The ubiquitous and prolific Harvard law professor (Shouting Fire, 2002, etc.) weighs in on civil liberties and international justice in a time of terror.
Some of Dershowitz’s theses will be familiar to anyone who watches Larry King or Meet the Press: Terrorism is a natural outcome of the Western powers’ conduct around the world; terrorism exists because the West has not found effective ways of stamping it out; terrorism exists because “it is successful—terrorists have constantly benefited from their terrorist acts.” Never mind the questionable wisdom (or logic) of blaming the victim: Dershowitz drops all that to argue how the war against terrorism should be waged, for a time of war it is, and one that may never end. Going after the terrorists with brutal force will just create more martyrs, true, but martyrs are far less dangerous in the long run than “charismatic leaders capable of persuading followers to risk or forfeit their lives”—leaders who are abundant on the present world scene.
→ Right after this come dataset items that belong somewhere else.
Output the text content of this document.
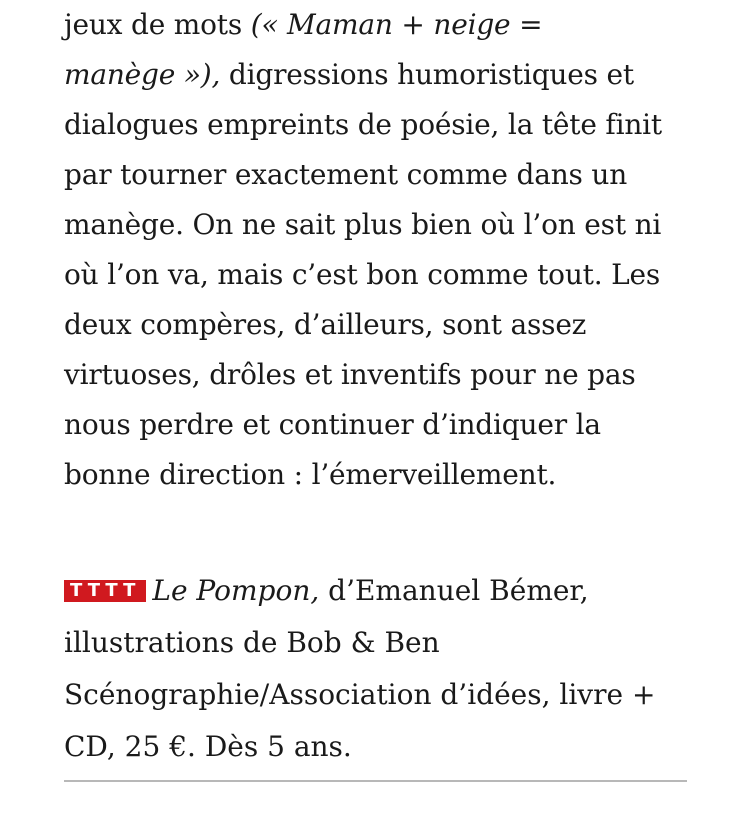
jeux de mots (« Maman + neige =
manège »), digressions humoristiques et
dialogues empreints de poésie, la tête finit
par tourner exactement comme dans un
manège. On ne sait plus bien où l’on est ni
où l’on va, mais c’est bon comme tout. Les
deux compères, d’ailleurs, sont assez
virtuoses, drôles et inventifs pour ne pas
nous perdre et continuer d’indiquer la
bonne direction : l’émerveillement.

TTTT Le Pompon, d’Emanuel Bémer,
illustrations de Bob & Ben
Scénographie/Association d’idées, livre +
CD, 25 €. Dès 5 ans.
Dershowitz urges that battling these leaders be done without sacrificing civil liberties at home, for “if we gradually compromise the tools of freedom one at a time, we will not have them available when we truly need them to combat tyranny.” Perhaps surprisingly, though, he recommends that stronger domestic security measures be put into place; the ID card itself is less a problem, he writes, than are “the content of government databases and the circumstances under which government authorities should be entitled to ask anyone to identify him or herself,” and the specter of Big Brotherism is less troublesome than the fact that those entrusted to be vigilant are “simply not smart enough, not knowledgeable enough, and not experienced enough to do the job.”
Sensible overall, with little of the grandstanding or self-aggrandizement of Dershowitz’s recent outings. Still, of interest to policymakers more than to general readers.